Prior Art Distinction
Conventional behind-the-meter battery aggregators present a single aggregate number to the grid and operate an opaque internal dispatch over a small number of monolithic battery cabinets. Distributed-energy-resource management systems coordinate across a fleet of inverters and batteries but treat each as a single addressable unit, not as a population of credentialed sub-elements within a structural envelope. Cell-level battery management systems exist within a single battery pack but do not extend their credentialed identity through aggregation to the grid-facing interface.

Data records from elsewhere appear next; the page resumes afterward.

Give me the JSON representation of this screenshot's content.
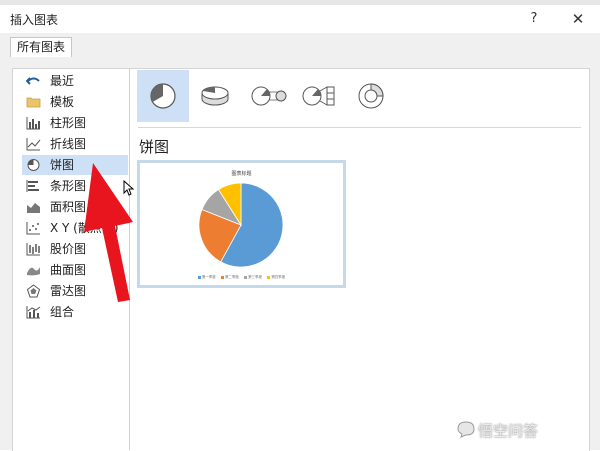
{
  "window": {
    "title": "插入图表",
    "help_label": "?",
    "close_label": "✕"
  },
  "tabs": [
    {
      "label": "所有图表"
    }
  ],
  "sidebar": {
    "items": [
      {
        "label": "最近",
        "icon": "undo-icon"
      },
      {
        "label": "模板",
        "icon": "folder-icon"
      },
      {
        "label": "柱形图",
        "icon": "column-chart-icon"
      },
      {
        "label": "折线图",
        "icon": "line-chart-icon"
      },
      {
        "label": "饼图",
        "icon": "pie-chart-icon",
        "selected": true
      },
      {
        "label": "条形图",
        "icon": "bar-chart-icon"
      },
      {
        "label": "面积图",
        "icon": "area-chart-icon"
      },
      {
        "label": "X Y (散点图)",
        "icon": "scatter-chart-icon"
      },
      {
        "label": "股价图",
        "icon": "stock-chart-icon"
      },
      {
        "label": "曲面图",
        "icon": "surface-chart-icon"
      },
      {
        "label": "雷达图",
        "icon": "radar-chart-icon"
      },
      {
        "label": "组合",
        "icon": "combo-chart-icon"
      }
    ]
  },
  "subtypes": [
    {
      "icon": "pie-icon",
      "selected": true
    },
    {
      "icon": "3d-pie-icon"
    },
    {
      "icon": "pie-of-pie-icon"
    },
    {
      "icon": "bar-of-pie-icon"
    },
    {
      "icon": "doughnut-icon"
    }
  ],
  "section": {
    "title": "饼图"
  },
  "preview": {
    "title": "图表标题",
    "legend": [
      "第一季度",
      "第二季度",
      "第三季度",
      "第四季度"
    ]
  },
  "chart_data": {
    "type": "pie",
    "title": "图表标题",
    "categories": [
      "第一季度",
      "第二季度",
      "第三季度",
      "第四季度"
    ],
    "values": [
      58,
      23,
      10,
      9
    ],
    "colors": [
      "#5b9bd5",
      "#ed7d31",
      "#a5a5a5",
      "#ffc000"
    ]
  },
  "watermark": {
    "text": "悟空问答"
  },
  "colors": {
    "selected_bg": "#cde0f5",
    "accent_arrow": "#e8141e"
  }
}
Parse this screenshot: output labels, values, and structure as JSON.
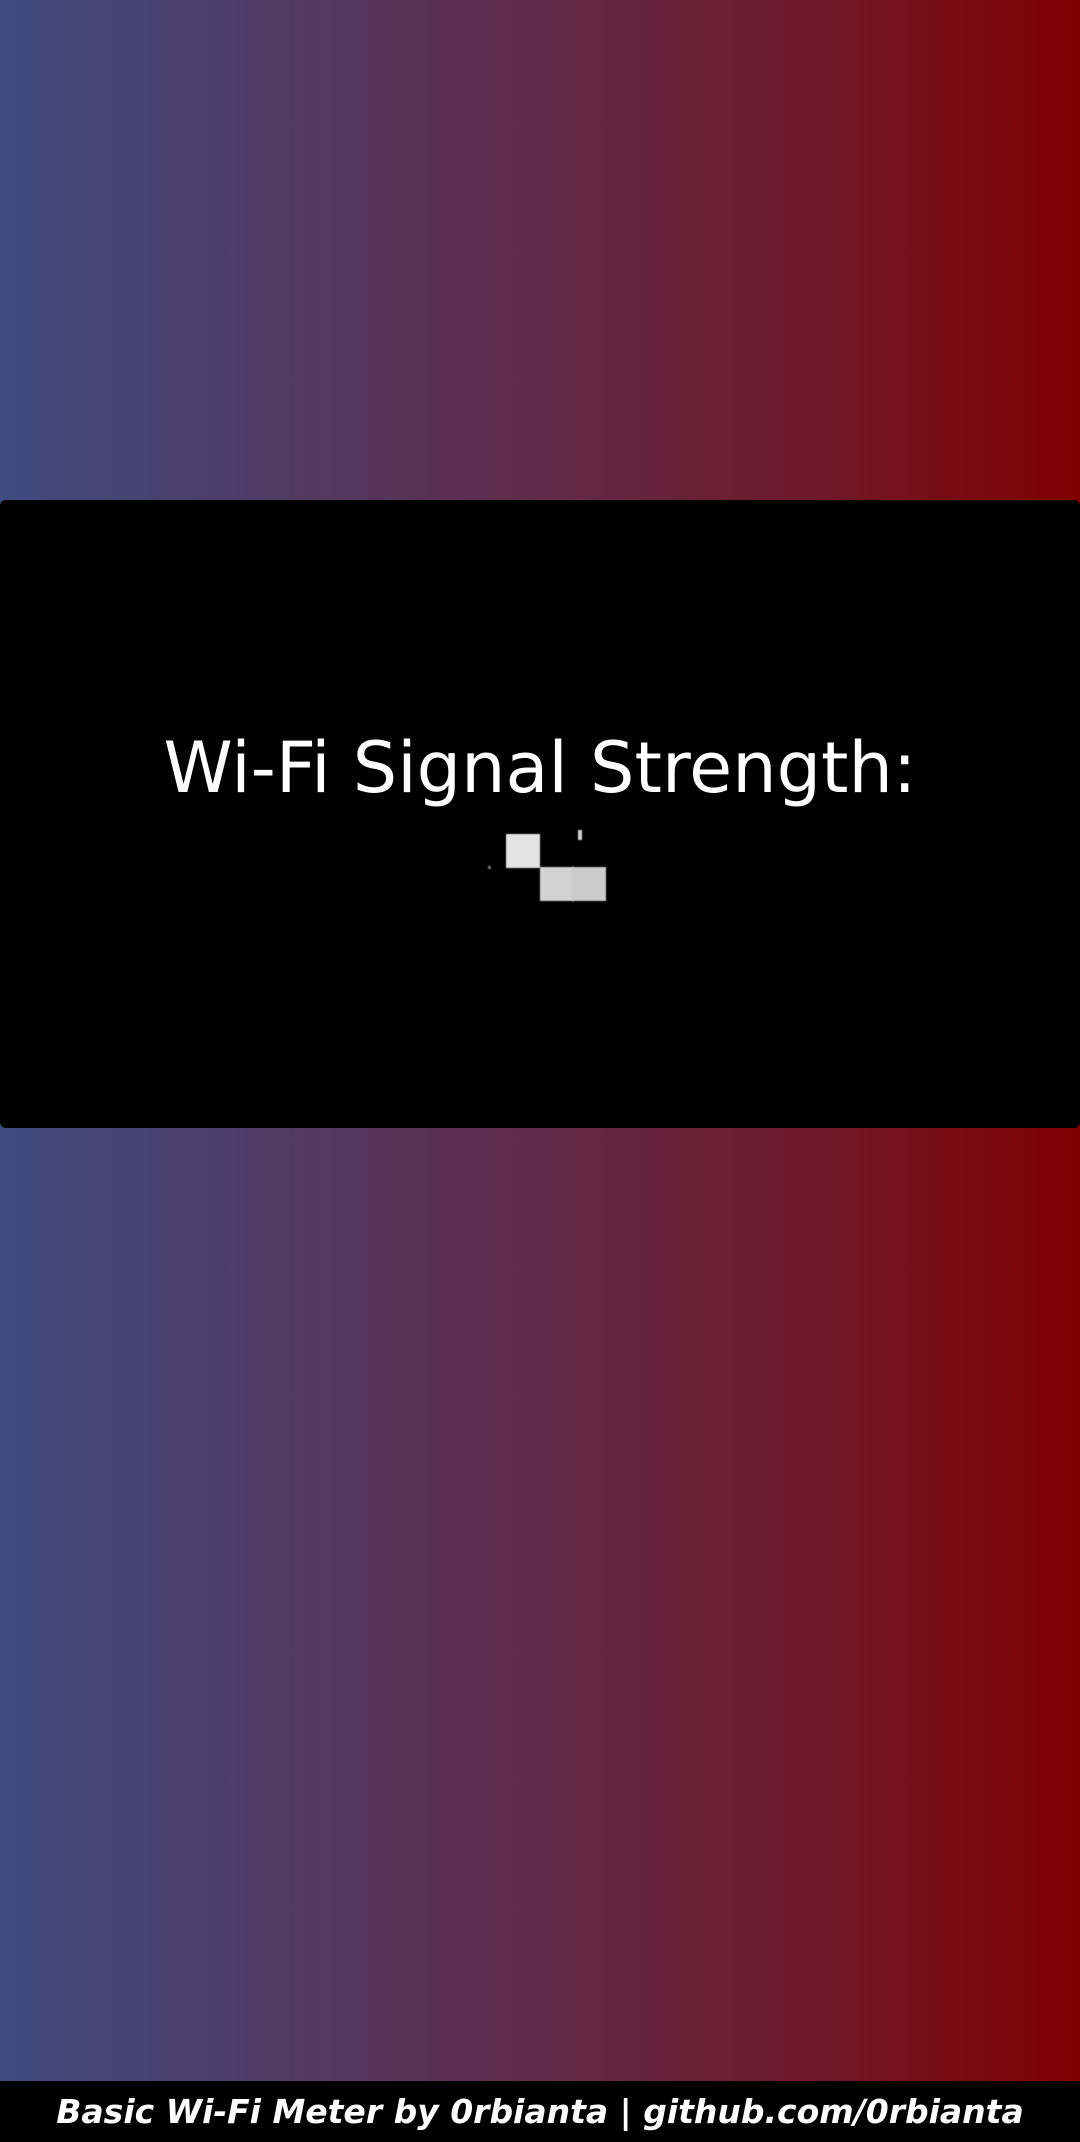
{
  "background": {
    "gradient_start": "#3f4c7f",
    "gradient_end": "#800000"
  },
  "panel": {
    "title": "Wi-Fi Signal Strength:",
    "signal_icon": "signal-strength-icon",
    "background_color": "#000000"
  },
  "footer": {
    "text": "Basic Wi-Fi Meter by 0rbianta | github.com/0rbianta"
  }
}
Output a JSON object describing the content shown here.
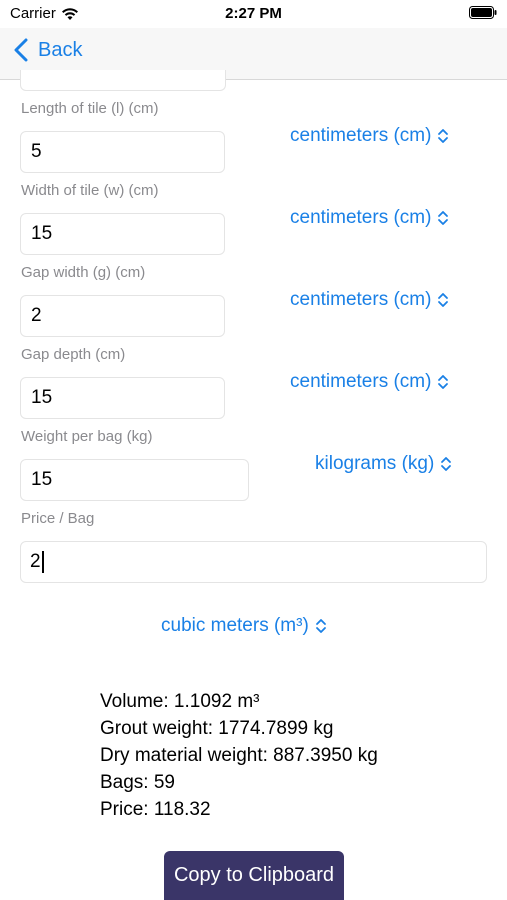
{
  "status_bar": {
    "carrier": "Carrier",
    "time": "2:27 PM"
  },
  "nav": {
    "back_label": "Back"
  },
  "fields": [
    {
      "label": "Length of tile (l) (cm)",
      "value": "5",
      "unit": "centimeters (cm)"
    },
    {
      "label": "Width of tile (w) (cm)",
      "value": "15",
      "unit": "centimeters (cm)"
    },
    {
      "label": "Gap width (g) (cm)",
      "value": "2",
      "unit": "centimeters (cm)"
    },
    {
      "label": "Gap depth (cm)",
      "value": "15",
      "unit": "centimeters (cm)"
    },
    {
      "label": "Weight per bag (kg)",
      "value": "15",
      "unit": "kilograms (kg)"
    },
    {
      "label": "Price / Bag",
      "value": "2"
    }
  ],
  "volume_unit": "cubic meters (m³)",
  "results": {
    "volume": "Volume: 1.1092 m³",
    "grout_weight": "Grout weight: 1774.7899 kg",
    "dry_weight": "Dry material weight: 887.3950 kg",
    "bags": "Bags: 59",
    "price": "Price: 118.32"
  },
  "copy_button_label": "Copy to Clipboard",
  "colors": {
    "accent": "#1a80e6",
    "button_bg": "#3a3568",
    "label_gray": "#8a8a8e"
  }
}
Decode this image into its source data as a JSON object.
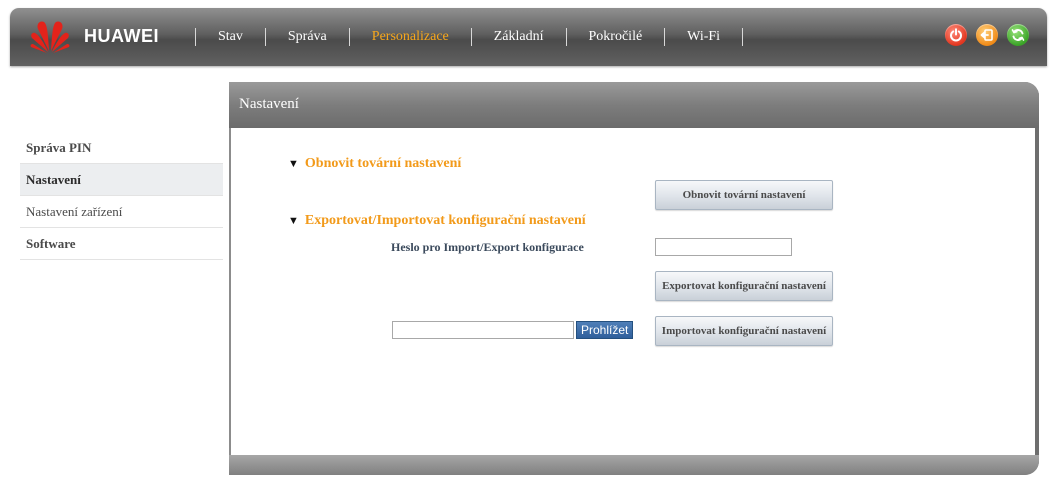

The disclosed architecture differs in that the unit of credentialed identity is the individual structural-storage element, the aggregation is structural rather than opaque, and the per-element identity survives end-to-end through dispatch, settlement, and audit, supporting building populations of a scale that conventional aggregators do not address.
Disclosure Scope
The disclosure covers building electrical systems that discover, aggregate, and dispatch populations of credentialed substrate-mode storage elements; that present an aggregate dispatchable resource to grid-facing services while preserving per-element credentialed identity through dispatch and settlement; that emit per-element attested execution records verifiable against credential roots without exposure of the full element ledger; and that compose recursively to campus and virtual-power-plant scales. The disclosure includes residential-retrofit, commercial-tenant, campus, and virtual-power-plant embodiments; constrained-credential and degraded-discovery operating modes; and integrations with BACnet, Modbus, IEEE 2030.5, OpenADR, OCPP, and utility-specific SCADA protocols.